AP601 – Modern Mind
Dr. Michael Horton
05 / 15 / 09
In this paper I will examine the thesis of James K. A. Smith in his book, Who’s Afraid Of Postmodernism?, that certain trends in Postmodern thought are fundamentally compatible with (and may even be necessary for) a proper understanding of Christian orthodoxy. My plan is to briefly summarize two primary arguments that Smith makes in support of his case, evaluating and critiquing each in turn.
Smith’s first argument is that Derrida’s statement, “there is nothing outside the text”, has largely been taken out of its context and turned into a bumper-sticker slogan divorced from its original meaning. According to Smith, Derrida even attempted to clarify his meaning by saying, “there is nothing outside of context.” What he means, according to Smith, is “everything is interpretation.” In fact, Smith argues that all of postmodern thought can be boiled down to these three words.

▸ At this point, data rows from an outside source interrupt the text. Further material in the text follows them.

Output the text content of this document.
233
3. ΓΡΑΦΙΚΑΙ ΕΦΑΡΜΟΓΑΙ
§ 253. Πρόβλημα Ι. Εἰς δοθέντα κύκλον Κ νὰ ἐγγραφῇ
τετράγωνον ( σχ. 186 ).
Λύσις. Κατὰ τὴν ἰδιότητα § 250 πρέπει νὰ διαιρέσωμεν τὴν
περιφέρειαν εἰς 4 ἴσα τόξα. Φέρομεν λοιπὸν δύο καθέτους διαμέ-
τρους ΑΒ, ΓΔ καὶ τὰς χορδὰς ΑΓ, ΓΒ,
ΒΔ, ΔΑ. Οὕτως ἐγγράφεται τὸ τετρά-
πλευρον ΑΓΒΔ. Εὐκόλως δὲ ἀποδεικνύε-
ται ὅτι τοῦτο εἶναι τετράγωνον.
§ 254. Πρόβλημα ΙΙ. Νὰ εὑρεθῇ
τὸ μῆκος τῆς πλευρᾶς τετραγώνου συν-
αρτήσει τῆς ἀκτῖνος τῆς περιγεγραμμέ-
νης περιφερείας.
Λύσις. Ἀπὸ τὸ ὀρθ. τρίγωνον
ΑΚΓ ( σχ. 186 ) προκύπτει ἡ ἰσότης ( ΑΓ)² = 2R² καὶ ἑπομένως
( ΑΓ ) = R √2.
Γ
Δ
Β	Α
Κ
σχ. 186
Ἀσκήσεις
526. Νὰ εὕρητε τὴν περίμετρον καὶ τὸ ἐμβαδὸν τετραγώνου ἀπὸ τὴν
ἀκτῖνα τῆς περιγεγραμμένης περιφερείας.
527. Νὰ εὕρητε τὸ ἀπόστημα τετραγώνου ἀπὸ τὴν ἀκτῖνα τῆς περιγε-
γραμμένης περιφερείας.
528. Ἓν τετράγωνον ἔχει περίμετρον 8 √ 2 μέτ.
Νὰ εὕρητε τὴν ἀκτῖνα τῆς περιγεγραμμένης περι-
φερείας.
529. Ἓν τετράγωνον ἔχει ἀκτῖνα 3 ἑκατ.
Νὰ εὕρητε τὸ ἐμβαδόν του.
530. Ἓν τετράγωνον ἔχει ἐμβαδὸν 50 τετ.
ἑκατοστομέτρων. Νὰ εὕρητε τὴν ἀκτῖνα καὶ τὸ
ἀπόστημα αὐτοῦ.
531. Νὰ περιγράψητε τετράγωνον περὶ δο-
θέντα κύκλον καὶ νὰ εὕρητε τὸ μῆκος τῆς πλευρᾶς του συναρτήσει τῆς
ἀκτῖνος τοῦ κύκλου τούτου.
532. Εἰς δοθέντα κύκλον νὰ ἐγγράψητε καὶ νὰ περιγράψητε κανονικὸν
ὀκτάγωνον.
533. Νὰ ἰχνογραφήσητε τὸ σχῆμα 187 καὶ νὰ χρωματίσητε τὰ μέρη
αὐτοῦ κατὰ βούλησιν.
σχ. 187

Smith thinks this has huge implications for Christians. When we approach the Bible we often think that we don’t need to interpret it, we simply “read” it. But in fact we do need to interpret it, by considering the genre of a certain book, its original audience, etc. Further still, the gospels themselves represent four particular interpretations of the events of Jesus’ life. In other words, no matter how you slice it, it’s interpretation “all the way down.” There is no “objective” meaning hidden behind the text that we can get to if only we get passed all this genre and context stuff. Smith then addresses the concern that if the Bible can’t have an objective meaning for us as readers, how can it be true? Or, more simply, why not adopt a “biblical relativism”? The first thing he suggests is that it is merely a vestige of bad Enlightenment thought that we even equate “truth” with “objectivity” to begin with. In other words, the notion that the two have to be the same is a commitment of modernism that we ought to reject. According to Smith, just because everything is an interpretation, that doesn’t mean that some interpretations can’t be better (or truer) than others.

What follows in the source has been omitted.